The role that domain flexibility plays in the enzymatic activity of beta-lactamase from Staphylococcus aureus PC1 was investigated by producing two circularly permuted molecules. The C- and N-termini of the wild-type enzyme are adjacent to each other and remote from the active site, which is located between two domains. The polypeptide chain crosses over from one domain to the other twice. For the circularly permuted molecules, the termini were joined by an eight amino acid residue insertion, and new termini were introduced elsewhere. The first construct, termed cp254, was cleaved in a loop remote from the domain interface. The crystal structure of cp254 has been determined and refined at 1.8 A resolution, revealing essentially the same structure as that of the native protein. The activity profile with a representative sample of beta-lactam antibiotics is also very similar to that of wild-type beta-lactamase. The termini of the second circularly permuted mutant, cp228, occur within the second crossover region and therefore may enhance the flexibility of the molecule.
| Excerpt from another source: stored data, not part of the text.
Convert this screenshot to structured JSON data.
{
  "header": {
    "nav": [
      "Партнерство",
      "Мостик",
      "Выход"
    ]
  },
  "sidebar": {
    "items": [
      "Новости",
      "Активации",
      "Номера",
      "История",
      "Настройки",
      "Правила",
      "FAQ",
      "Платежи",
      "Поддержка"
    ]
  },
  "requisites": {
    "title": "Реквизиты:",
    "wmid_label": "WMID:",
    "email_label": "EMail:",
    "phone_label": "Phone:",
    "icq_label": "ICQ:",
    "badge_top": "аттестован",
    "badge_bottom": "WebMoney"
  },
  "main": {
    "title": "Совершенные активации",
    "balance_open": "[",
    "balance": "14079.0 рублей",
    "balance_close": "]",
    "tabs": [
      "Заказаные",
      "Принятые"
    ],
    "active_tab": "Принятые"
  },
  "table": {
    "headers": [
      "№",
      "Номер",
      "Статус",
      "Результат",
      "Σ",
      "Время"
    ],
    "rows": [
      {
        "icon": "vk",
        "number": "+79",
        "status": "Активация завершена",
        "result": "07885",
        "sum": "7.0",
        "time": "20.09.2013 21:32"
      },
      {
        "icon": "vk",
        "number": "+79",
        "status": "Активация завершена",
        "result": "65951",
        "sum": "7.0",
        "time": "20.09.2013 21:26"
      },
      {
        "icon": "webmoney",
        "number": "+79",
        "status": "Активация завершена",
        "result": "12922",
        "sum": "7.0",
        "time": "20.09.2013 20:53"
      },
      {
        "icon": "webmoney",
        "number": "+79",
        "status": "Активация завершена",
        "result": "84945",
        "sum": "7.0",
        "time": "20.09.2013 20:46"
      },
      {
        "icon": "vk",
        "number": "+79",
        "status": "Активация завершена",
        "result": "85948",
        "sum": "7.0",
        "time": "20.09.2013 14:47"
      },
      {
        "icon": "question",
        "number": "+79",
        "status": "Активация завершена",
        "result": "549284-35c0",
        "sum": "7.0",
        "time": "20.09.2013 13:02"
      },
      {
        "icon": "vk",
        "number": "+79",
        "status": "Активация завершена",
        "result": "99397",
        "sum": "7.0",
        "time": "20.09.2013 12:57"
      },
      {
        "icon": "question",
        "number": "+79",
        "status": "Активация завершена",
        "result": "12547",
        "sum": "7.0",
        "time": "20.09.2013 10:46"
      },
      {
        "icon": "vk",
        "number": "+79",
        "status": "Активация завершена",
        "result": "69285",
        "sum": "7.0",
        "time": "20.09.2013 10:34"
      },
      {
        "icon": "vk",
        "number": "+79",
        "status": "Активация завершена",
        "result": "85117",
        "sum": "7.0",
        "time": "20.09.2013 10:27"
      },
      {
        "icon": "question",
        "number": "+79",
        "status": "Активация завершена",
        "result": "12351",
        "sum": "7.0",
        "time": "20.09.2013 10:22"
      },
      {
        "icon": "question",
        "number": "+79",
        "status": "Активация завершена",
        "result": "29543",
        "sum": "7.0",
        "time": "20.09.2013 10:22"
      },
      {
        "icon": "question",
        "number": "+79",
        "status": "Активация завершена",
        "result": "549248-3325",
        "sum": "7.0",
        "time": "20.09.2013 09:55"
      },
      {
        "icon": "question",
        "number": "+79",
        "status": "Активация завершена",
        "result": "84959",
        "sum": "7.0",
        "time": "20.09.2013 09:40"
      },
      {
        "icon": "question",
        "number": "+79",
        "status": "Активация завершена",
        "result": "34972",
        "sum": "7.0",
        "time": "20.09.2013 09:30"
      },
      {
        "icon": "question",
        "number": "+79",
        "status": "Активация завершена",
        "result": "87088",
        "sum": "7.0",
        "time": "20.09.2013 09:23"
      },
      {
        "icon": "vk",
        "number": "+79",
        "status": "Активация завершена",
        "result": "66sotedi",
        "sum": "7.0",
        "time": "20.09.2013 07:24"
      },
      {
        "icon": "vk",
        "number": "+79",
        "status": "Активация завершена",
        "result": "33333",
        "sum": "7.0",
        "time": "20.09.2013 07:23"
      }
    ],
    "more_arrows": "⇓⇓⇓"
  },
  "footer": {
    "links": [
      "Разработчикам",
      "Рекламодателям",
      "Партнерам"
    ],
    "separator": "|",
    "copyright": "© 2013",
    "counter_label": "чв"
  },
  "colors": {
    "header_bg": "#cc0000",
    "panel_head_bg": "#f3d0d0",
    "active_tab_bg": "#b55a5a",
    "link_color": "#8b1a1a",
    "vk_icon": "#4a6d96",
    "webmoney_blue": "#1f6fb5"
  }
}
Cp228 beta-lactamase shows a large decrease in enzymatic activity toward the sample of beta-lactam antibiotics, with catalytic rates that are 0.5-1% of those of the wild-type enzyme. One exception is the hydrolysis of the third generation cephalosporin, cefotaxime, which is hydrolyzed by the cp228 enzyme 10-fold faster than by wild-type beta-lactamase. Cp228 has not been crystallized. However, the circular dichroism spectra of the two circularly permuted proteins are very similar, indicating that, by analogy to cp254, cp228 adopts a global folded state. Thermal denaturation experiments reveal that cp254 is somewhat less stable than the wild-type enzyme, whereas cp228 is substantially less stable. Together, the data highlight the profound consequences that introducing flexibility at the domain interface has on both enzyme activity and protein stability.